Henry H. Rogers, a 36-year-old self-proclaimed KKK leader, has been sentenced to six years in prison after driving a car through a crowd of Black Lives Matter protesters in June.
On Monday, Rogers was convicted of six misdemeanors, for each of which he will serve 12 months of prison time. He was found guilty of four simple assaults, property damage and hit-and-run. He also faces three felony charges of attempted malicious wounding. These counts — one for each of the three people he struck with his vehicle — are set to be heard before a grand jury next month.
On the evening of June 7, Rogers drove a blue Chevrolet pickup truck into a crowd of Black Lives Matter protesters on Lakeside Avenue near Vale Street in Henrico County, Virginia.

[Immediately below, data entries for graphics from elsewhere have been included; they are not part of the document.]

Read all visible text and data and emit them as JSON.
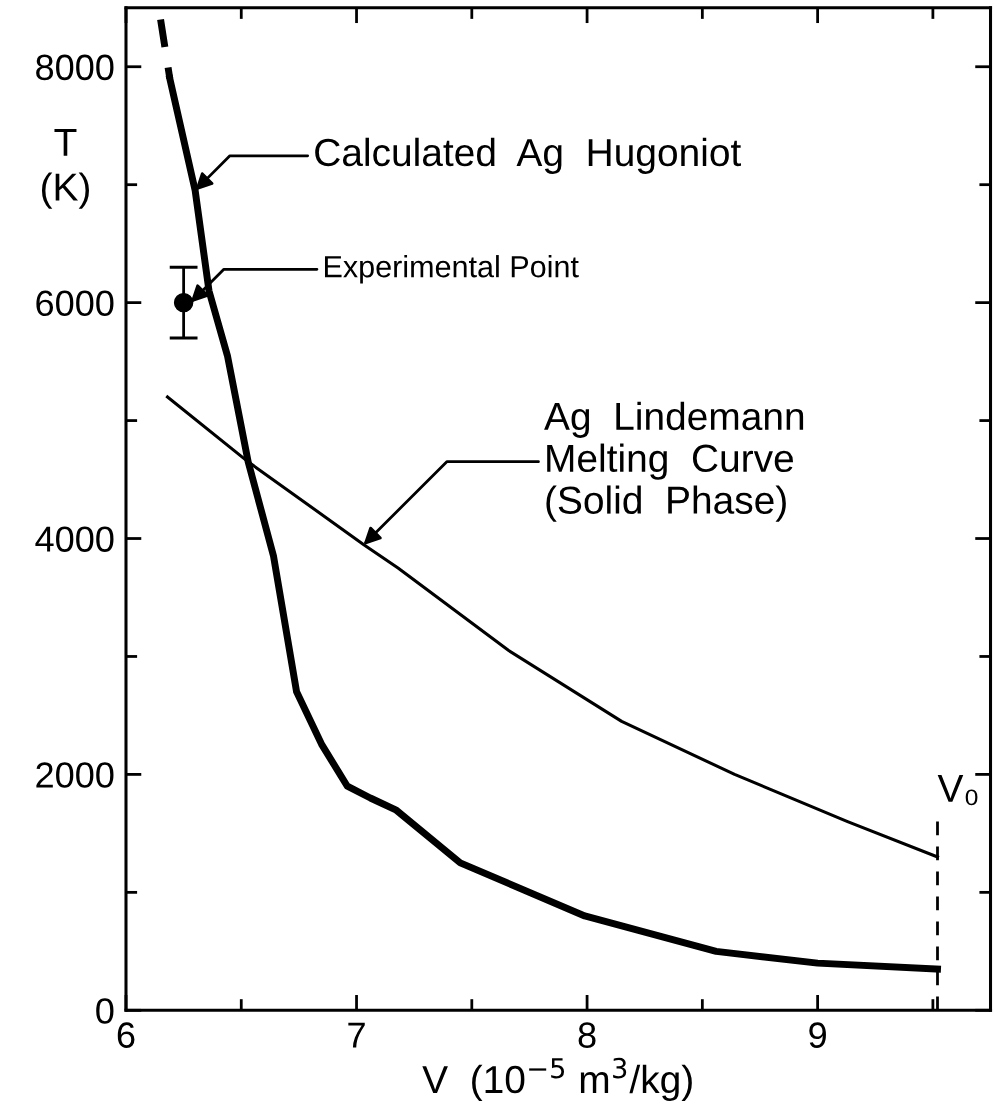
{
  "chart_data": {
    "type": "line",
    "xlabel": "V  (10$^{−5}$ m$^{3}$/kg)",
    "ylabel": "T\n(K)",
    "xlim": [
      6,
      9.75
    ],
    "ylim": [
      0,
      8500
    ],
    "xticks": [
      6,
      {
        "value": 6.5,
        "label": null
      },
      7,
      {
        "value": 7.5,
        "label": null
      },
      8,
      {
        "value": 8.5,
        "label": null
      },
      9,
      {
        "value": 9.5,
        "label": null
      }
    ],
    "yticks": [
      0,
      {
        "value": 1000,
        "label": null
      },
      2000,
      {
        "value": 3000,
        "label": null
      },
      4000,
      {
        "value": 5000,
        "label": null
      },
      6000,
      {
        "value": 7000,
        "label": null
      },
      8000
    ],
    "grid": false,
    "marker": "none",
    "series": [
      {
        "color": "#000000",
        "line_style": "solid",
        "x": [
          6.19,
          6.3,
          6.36,
          6.44,
          6.53,
          6.64,
          6.74,
          6.85,
          6.96,
          7.06,
          7.17,
          7.45,
          7.99,
          8.56,
          9.0,
          9.52
        ],
        "values": [
          7900,
          6950,
          6100,
          5550,
          4650,
          3850,
          2700,
          2250,
          1900,
          1800,
          1700,
          1250,
          800,
          500,
          400,
          350
        ]
      },
      {
        "color": "#000000",
        "line_style": "dashed",
        "x": [
          6.15,
          6.19
        ],
        "values": [
          8400,
          7900
        ]
      },
      {
        "color": "#000000",
        "line_style": "solid",
        "x": [
          6.18,
          6.53,
          7.03,
          7.18,
          7.66,
          8.15,
          8.64,
          9.13,
          9.52
        ],
        "values": [
          5200,
          4650,
          3950,
          3750,
          3050,
          2450,
          2000,
          1600,
          1300
        ]
      },
      {
        "type": "scatter",
        "marker": "circle",
        "color": "#000000",
        "x": [
          6.25
        ],
        "values": [
          6000
        ],
        "errors": [
          300
        ]
      }
    ],
    "ref_lines": [
      {
        "axis": "x",
        "value": 9.52,
        "label": "V₀",
        "line_style": "dashed",
        "color": "#000000"
      }
    ],
    "annotations": [
      {
        "text": "Calculated  Ag  Hugoniot",
        "x": 6.3,
        "y": 6950
      },
      {
        "text": "Experimental Point",
        "x": 6.28,
        "y": 6000
      },
      {
        "text": "Ag  Lindemann\nMelting  Curve\n(Solid  Phase)",
        "x": 7.03,
        "y": 3945
      }
    ]
  }
}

Two of the individuals who were hit by Rogers’ vehicle testified in court on Monday. According to prosecutors, a cyclist named Richard Sebastian was struck by Rogers’ truck. He was carrying water and other aid equipment for protesters and had stopped for a drink of water when he noticed Rogers revving his engine.
“He looked very determined,” said Sebastian during his testimony. His was struck by Rogers’ truck while on his bicycle, and his foot was run over by the vehicle.
Another demonstrator named Mary Repole was struck by the truck two times and says her chronic back pain has worsened as a result. Repole said that on one of the occasions she jumped on top of the vehicle in attempt to avoid being dragged underneath of it.
Some of the protesters drew comparisons between Rogers’ actions at the June 7 demonstration and the 2017 Charlottesville rally during which a counter-protester was killed by a white nationalist who drove his car into a crowd.
Witnesses said Rogers exited his vehicle at one point, showing off his pistol while his teenage son remained in the car. Upon searching Rogers’ home, police also found an assault-style rifle, a vest, and extended magazine clips and ammunition.
A “green grand dragon robe,” among other forms of memorabilia, link Rogers to the KKK. A document found in Rogers’ home called “The Practice of Klanishness” underscored his adherence to white supremacist ideology.
Henrico County Commonwealth’s Attorney Shannon Taylor said Rogers was a Klan leader by his own admission.
After the incident, Rogers bragged in a video about his actions. “They scattered like cockroaches,” Rogers said in the video posted to Facebook. “It’s kind of funny if you ask me.”
Because all three of the victims struck by the video are white, Judge Thomas O. Bondurant Jr believes they were not targeted because of their race, and Rogers was not charged with a hate crime.